How will you and Women on Wheels help promote/support female cycling?
The goal of Women On Wheels is to raise awareness that women everywhere can do anything that they put their mind to. The females on this team are all working professionals that love to ride their bikes as a way to stay healthy, reduce stress, and challenge themselves to be the best they can be. Team Women On Wheels is planning to compete in Race Across America in 2016!
What do you feel deters women from getting involved with cycling?
I think that many women are intimidated to ride because they know a lot of guys that ride but very few (if any) women. Boyfriends and husbands try and take them on a ride and it’s too challenging because the guys don’t realize how to properly introduce someone to riding.
What do you feel could happen to make changes and/or encourage more women to ride?
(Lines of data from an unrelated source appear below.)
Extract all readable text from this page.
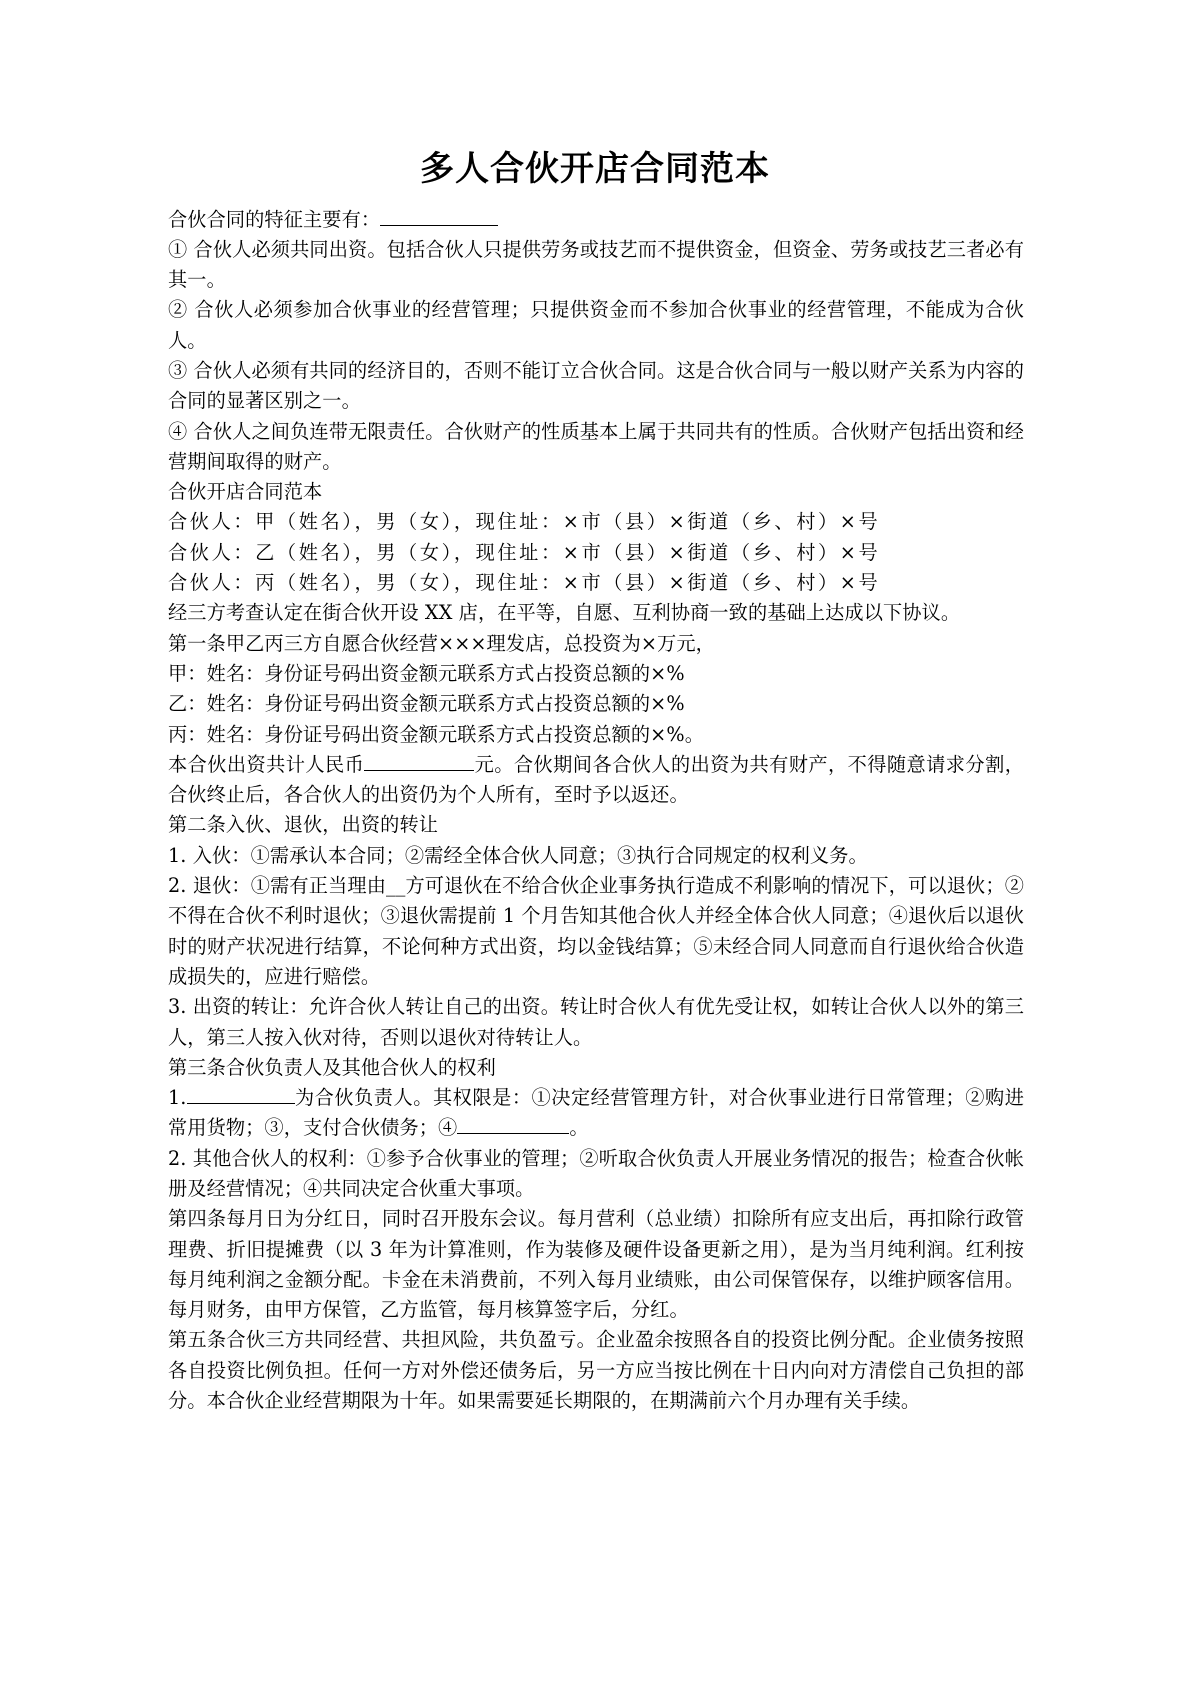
多人合伙开店合同范本

合伙合同的特征主要有：

① 合伙人必须共同出资。包括合伙人只提供劳务或技艺而不提供资金，但资金、劳务或技艺三者必有其一。

② 合伙人必须参加合伙事业的经营管理；只提供资金而不参加合伙事业的经营管理，不能成为合伙人。

③ 合伙人必须有共同的经济目的，否则不能订立合伙合同。这是合伙合同与一般以财产关系为内容的合同的显著区别之一。

④ 合伙人之间负连带无限责任。合伙财产的性质基本上属于共同共有的性质。合伙财产包括出资和经营期间取得的财产。

合伙开店合同范本

合伙人：甲（姓名），男（女），现住址：×市（县）×街道（乡、村）×号

合伙人：乙（姓名），男（女），现住址：×市（县）×街道（乡、村）×号

合伙人：丙（姓名），男（女），现住址：×市（县）×街道（乡、村）×号

经三方考查认定在街合伙开设 XX 店，在平等，自愿、互利协商一致的基础上达成以下协议。

第一条甲乙丙三方自愿合伙经营×××理发店，总投资为×万元，

甲：姓名：身份证号码出资金额元联系方式占投资总额的×%

乙：姓名：身份证号码出资金额元联系方式占投资总额的×%

丙：姓名：身份证号码出资金额元联系方式占投资总额的×%。

本合伙出资共计人民币	元。合伙期间各合伙人的出资为共有财产，不得随意请求分割，合伙终止后，各合伙人的出资仍为个人所有，至时予以返还。

第二条入伙、退伙，出资的转让

1. 入伙：①需承认本合同；②需经全体合伙人同意；③执行合同规定的权利义务。

2. 退伙：①需有正当理由__方可退伙在不给合伙企业事务执行造成不利影响的情况下，可以退伙；②不得在合伙不利时退伙；③退伙需提前 1 个月告知其他合伙人并经全体合伙人同意；④退伙后以退伙时的财产状况进行结算，不论何种方式出资，均以金钱结算；⑤未经合同人同意而自行退伙给合伙造成损失的，应进行赔偿。

3. 出资的转让：允许合伙人转让自己的出资。转让时合伙人有优先受让权，如转让合伙人以外的第三人，第三人按入伙对待，否则以退伙对待转让人。

第三条合伙负责人及其他合伙人的权利

1.	为合伙负责人。其权限是：①决定经营管理方针，对合伙事业进行日常管理；②购进常用货物；③，支付合伙债务；④	。

2. 其他合伙人的权利：①参予合伙事业的管理；②听取合伙负责人开展业务情况的报告；检查合伙帐册及经营情况；④共同决定合伙重大事项。

第四条每月日为分红日，同时召开股东会议。每月营利（总业绩）扣除所有应支出后，再扣除行政管理费、折旧提摊费（以 3 年为计算准则，作为装修及硬件设备更新之用），是为当月纯利润。红利按每月纯利润之金额分配。卡金在未消费前，不列入每月业绩账，由公司保管保存，以维护顾客信用。每月财务，由甲方保管，乙方监管，每月核算签字后，分红。

第五条合伙三方共同经营、共担风险，共负盈亏。企业盈余按照各自的投资比例分配。企业债务按照各自投资比例负担。任何一方对外偿还债务后，另一方应当按比例在十日内向对方清偿自己负担的部分。本合伙企业经营期限为十年。如果需要延长期限的，在期满前六个月办理有关手续。
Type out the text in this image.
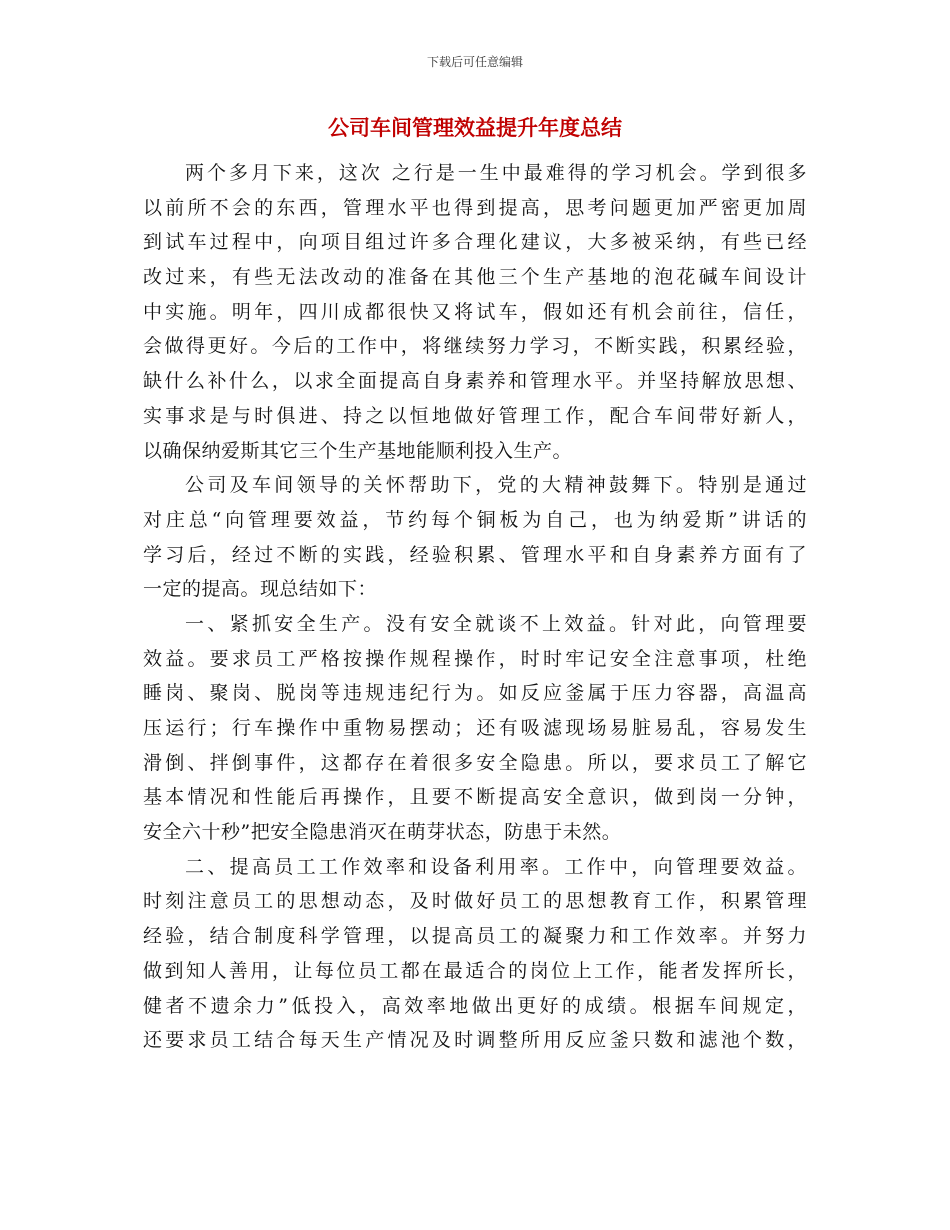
下载后可任意编辑
公司车间管理效益提升年度总结
两个多月下来，这次 之行是一生中最难得的学习机会。学到很多
以前所不会的东西，管理水平也得到提高，思考问题更加严密更加周
到试车过程中，向项目组过许多合理化建议，大多被采纳，有些已经
改过来，有些无法改动的准备在其他三个生产基地的泡花碱车间设计
中实施。明年，四川成都很快又将试车，假如还有机会前往，信任，
会做得更好。今后的工作中，将继续努力学习，不断实践，积累经验，
缺什么补什么，以求全面提高自身素养和管理水平。并坚持解放思想、
实事求是与时俱进、持之以恒地做好管理工作，配合车间带好新人，
以确保纳爱斯其它三个生产基地能顺利投入生产。
公司及车间领导的关怀帮助下，党的大精神鼓舞下。特别是通过
对庄总“向管理要效益，节约每个铜板为自己，也为纳爱斯”讲话的
学习后，经过不断的实践，经验积累、管理水平和自身素养方面有了
一定的提高。现总结如下：
一、紧抓安全生产。没有安全就谈不上效益。针对此，向管理要
效益。要求员工严格按操作规程操作，时时牢记安全注意事项，杜绝
睡岗、聚岗、脱岗等违规违纪行为。如反应釜属于压力容器，高温高
压运行；行车操作中重物易摆动；还有吸滤现场易脏易乱，容易发生
滑倒、拌倒事件，这都存在着很多安全隐患。所以，要求员工了解它
基本情况和性能后再操作，且要不断提高安全意识，做到岗一分钟，
安全六十秒”把安全隐患消灭在萌芽状态，防患于未然。
二、提高员工工作效率和设备利用率。工作中，向管理要效益。
时刻注意员工的思想动态，及时做好员工的思想教育工作，积累管理
经验，结合制度科学管理，以提高员工的凝聚力和工作效率。并努力
做到知人善用，让每位员工都在最适合的岗位上工作，能者发挥所长，
健者不遗余力”低投入，高效率地做出更好的成绩。根据车间规定，
还要求员工结合每天生产情况及时调整所用反应釜只数和滤池个数，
More women’s groups and bike shops promoting women’s only rides will create a non-threatening environment for women to try out something new.
|CTS Giro Women's camp 2014|
What inspires you to encourage women to ride?
The fun and friendships that I’ve experienced from being on two wheels inspires me to encourage women to get on a bike and meet new friends and go somewhere beautiful!
Tell us a random fact about yourself!
Random fact - 12 weeks after my 2nd pregnancy I raced a half Ironman (Silverman outside of Vegas this past Oct). Our bodies are amazing that we can create/grow a human inside of us and yet push ourselves to the limits in terms of training and racing. Women can do anything that we set our minds to!